Par Philippe Berteaux

L’Ordonnance n°2014-326 du 12 mars 2014 et son Décret d’application n°2014-736 du 30 juin 2014 emportent certaines nouveautés relatives au traitement des entreprises en difficulté.

L’une d’entre elles, inspirée du droit américain, consiste à permettre aux créanciers de l’entreprise en difficulté de présenter des plans de sauvegarde et de redressement concurrençant celui élaboré par l’entreprise elle-même. [1]

L’idée est de faciliter l’entrée de créanciers au capital de l’entreprise en difficulté à travers la conversion de leurs titres de créances.

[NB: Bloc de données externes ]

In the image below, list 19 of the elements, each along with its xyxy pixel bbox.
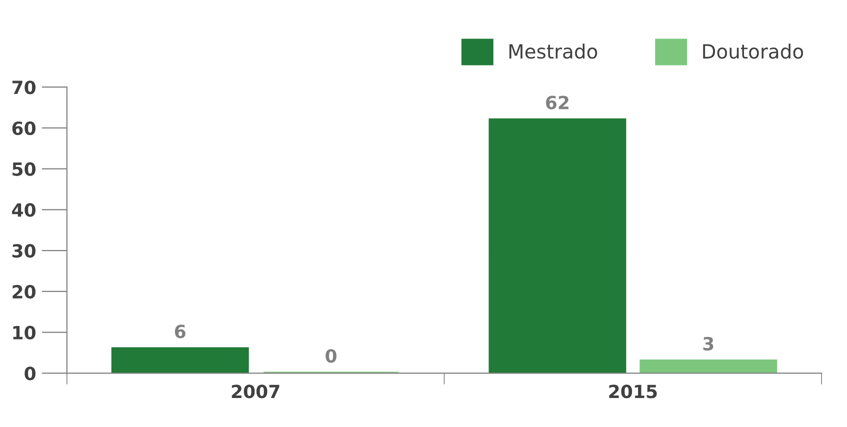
- y-tick-label: 50: [12, 162, 36, 176]
- bar: [111, 347, 249, 374]
- bar: [488, 118, 626, 374]
- y-tick-label: 20: [12, 284, 36, 299]
- legend-label: Mestrado: [509, 44, 598, 59]
- y-tick-label: 40: [12, 203, 36, 217]
- data-label: 0: [326, 349, 336, 363]
- data-label: 3: [703, 336, 714, 350]
- y-tick-label: 0: [24, 366, 36, 380]
- y-tick-label: 70: [12, 80, 36, 94]
- bar: [640, 360, 778, 374]
- data-label: 6: [174, 324, 186, 338]
- data-label: 62: [546, 96, 568, 110]
- x-tick-label: 2015: [609, 384, 657, 398]
- x-tick-label: 2007: [232, 384, 280, 398]
- y-tick-label: 60: [12, 121, 36, 136]
- y-tick-label: 30: [12, 244, 36, 258]
- legend-label: Doutorado: [703, 44, 804, 59]
- y-tick-label: 10: [13, 326, 36, 340]
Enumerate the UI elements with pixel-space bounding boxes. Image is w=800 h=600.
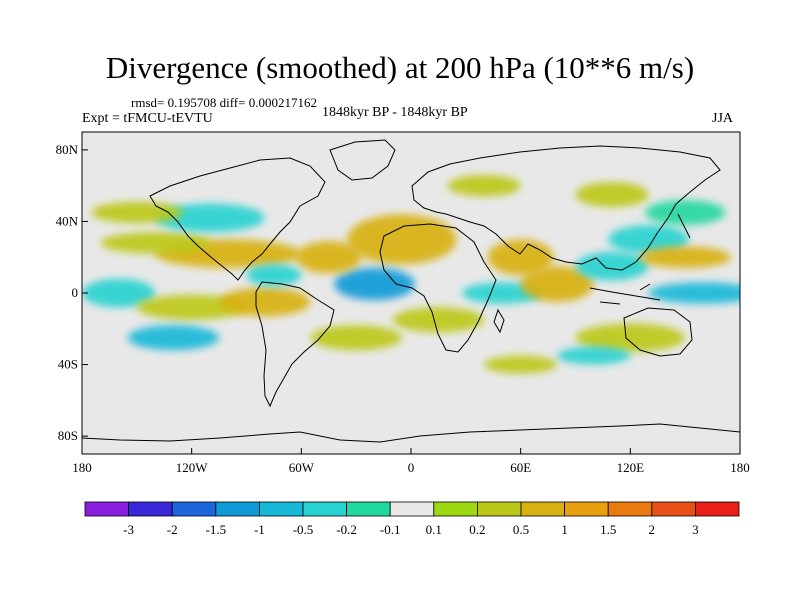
x-tick-label: 0 [408, 460, 415, 475]
divergence-feature [575, 323, 686, 353]
divergence-feature [447, 174, 521, 197]
colorbar-swatch [433, 501, 478, 517]
colorbar-swatch [302, 501, 347, 517]
divergence-feature [219, 287, 311, 317]
experiment-label: Expt = tFMCU-tEVTU [82, 111, 213, 126]
colorbar-swatch [607, 501, 653, 517]
colorbar-label: 0.5 [513, 522, 529, 537]
y-tick-label: 40N [56, 213, 79, 228]
map-title: Divergence (smoothed) at 200 hPa (10**6 … [105, 50, 695, 85]
divergence-feature [392, 307, 485, 333]
colorbar-label: -1 [254, 522, 265, 537]
coastline-greenland [329, 139, 396, 181]
colorbar-label: 0.2 [469, 522, 485, 537]
divergence-feature [644, 199, 726, 226]
colorbar-swatch [651, 501, 696, 517]
y-tick-label: 80N [56, 142, 79, 157]
divergence-feature [575, 251, 649, 281]
stats-label: rmsd= 0.195708 diff= 0.000217162 [131, 95, 317, 110]
colorbar-label: -1.5 [206, 522, 227, 537]
colorbar-swatch [389, 501, 435, 517]
divergence-feature [484, 355, 558, 374]
x-tick-label: 180 [72, 460, 92, 475]
divergence-feature [608, 225, 689, 254]
coastline-maritime-continent [589, 283, 661, 305]
x-tick-label: 120W [176, 460, 209, 475]
divergence-feature [136, 294, 247, 320]
colorbar-label: -0.1 [380, 522, 401, 537]
divergence-feature [295, 241, 362, 274]
colorbar: -3 -2 -1.5 -1 -0.5 -0.2 -0.1 0.1 0.2 0.5 1 1.5 2 3 [84, 501, 740, 537]
divergence-feature [575, 182, 649, 208]
period-label: 1848kyr BP - 1848kyr BP [322, 105, 468, 120]
divergence-feature [127, 325, 220, 351]
colorbar-swatch [258, 501, 304, 517]
colorbar-swatch [520, 501, 565, 517]
y-tick-label: 40S [58, 357, 78, 372]
colorbar-label: -3 [123, 522, 134, 537]
divergence-feature [639, 246, 731, 268]
x-tick-label: 180 [730, 460, 750, 475]
y-tick-label: 0 [72, 285, 79, 300]
colorbar-label: -0.2 [336, 522, 357, 537]
divergence-feature [334, 267, 415, 301]
divergence-feature [648, 282, 740, 304]
y-tick-label: 80S [58, 428, 78, 443]
colorbar-label: 1.5 [600, 522, 616, 537]
colorbar-label: -2 [167, 522, 178, 537]
divergence-feature [246, 264, 302, 286]
colorbar-label: -0.5 [293, 522, 314, 537]
coastlines [82, 139, 740, 443]
colorbar-swatch [476, 501, 522, 517]
season-label: JJA [712, 111, 734, 126]
coastline-antarctica [82, 423, 740, 443]
divergence-feature [557, 346, 631, 365]
x-tick-label: 60W [289, 460, 315, 475]
coastline-eurasia [411, 145, 721, 271]
colorbar-swatch [564, 501, 609, 517]
coastline-north-america [149, 157, 326, 281]
colorbar-label: 3 [692, 522, 699, 537]
colorbar-label: 0.1 [426, 522, 442, 537]
divergence-feature [520, 266, 594, 302]
x-tick-label: 120E [617, 460, 645, 475]
colorbar-swatch [84, 501, 129, 517]
coastline-australia [623, 307, 693, 357]
colorbar-swatch [695, 501, 740, 517]
coastline-japan [677, 213, 691, 239]
colorbar-label: 1 [561, 522, 568, 537]
divergence-feature [347, 214, 457, 265]
divergence-field [82, 174, 740, 374]
colorbar-swatch [215, 501, 260, 517]
coastline-south-america [255, 281, 335, 408]
divergence-feature [91, 201, 183, 224]
divergence-feature [82, 278, 156, 308]
divergence-feature [310, 325, 402, 351]
colorbar-swatch [346, 501, 391, 517]
map-axes: 180 120W 60W 0 60E 120E 180 80N 40N 0 40S 80S [56, 142, 750, 475]
x-tick-label: 60E [510, 460, 531, 475]
map-background [82, 132, 740, 454]
coastline-africa [379, 223, 497, 353]
divergence-feature [100, 232, 210, 254]
colorbar-swatch [171, 501, 217, 517]
coastline-madagascar [493, 308, 505, 334]
divergence-feature [155, 203, 265, 233]
colorbar-swatch [128, 501, 173, 517]
colorbar-label: 2 [649, 522, 656, 537]
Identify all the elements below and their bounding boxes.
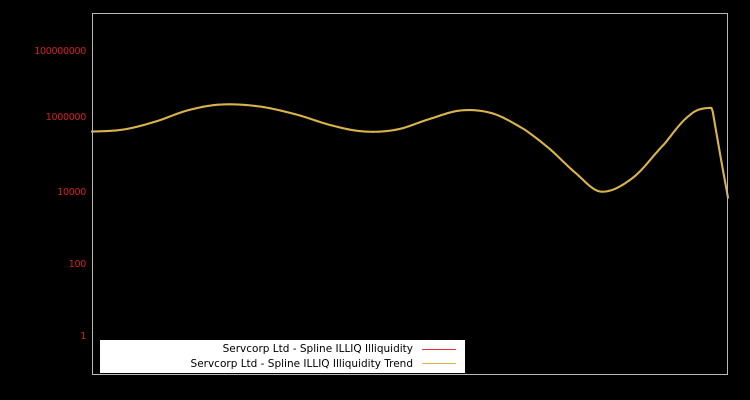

Alors que l’entrée au capital des créanciers s’opère de façon consensuelle dans le cadre de la procédure de sauvegarde (l’actionnariat déjà en place ne pouvant être exproprié par l’instauration de nouvelles règles de majorité), il peut en être différemment dans le cadre d’un plan présenté en redressement judiciaire (un Mandataire ad hoc désigné par le Tribunal pouvant exercer les droits de vote des opposants, les clauses d’agrément étant par ailleurs écartées).[2]

L’objectif est en soi louable car (i) il impose à l’entreprise dont le plan est concurrencé par celui des créanciers une exigence de sérieux et de cohérence et (ii) opère mécaniquement une baisse du passif par l’incorporation au capital des titres de créances.

Cela étant, l’efficacité d’un tel dispositif ne se résume pas à une simple prise de contrôle de l’entreprise en difficulté par les créanciers qui seront en pratique des établissements bancaires.

Ce dispositif va contraindre les banques, dans de nombreuses situations, à injecter de l’argent frais dans l’entreprise en difficulté.

En effet, l’incorporation de créances au capital n’a pas en elle-même d’impact sur le financement de l’exploitation de l’entreprise en difficulté  (besoin en fonds de roulement et investissements).

Il en résulte un véritable paradoxe : plutôt que de refinancer une entreprise en difficulté sans rechercher à en prendre le contrôle, les banques accepteraient de devenir actionnaires majoritaire en finançant l’activité sans en attendre une rémunération ?

Ce paradoxe nous ramène à nouveau une réalité incontournable sur laquelle l’action du législateur n’a que peu d’impact : le traitement d’une entreprise en difficulté impose l’apport de ressources liquides nouvelles dans le cadre d’un projet viable et pérenne.

Si on peut saluer l’émergence de nouveaux acteurs à travers les banques, celles-ci  risquent d’être rapidement rattrapées par cette réalité.

 

[1] Articles L.626-30-2 et L.631-19-I du Code de commerce

[2] Articles L.631-19-I et II du Code de commerce.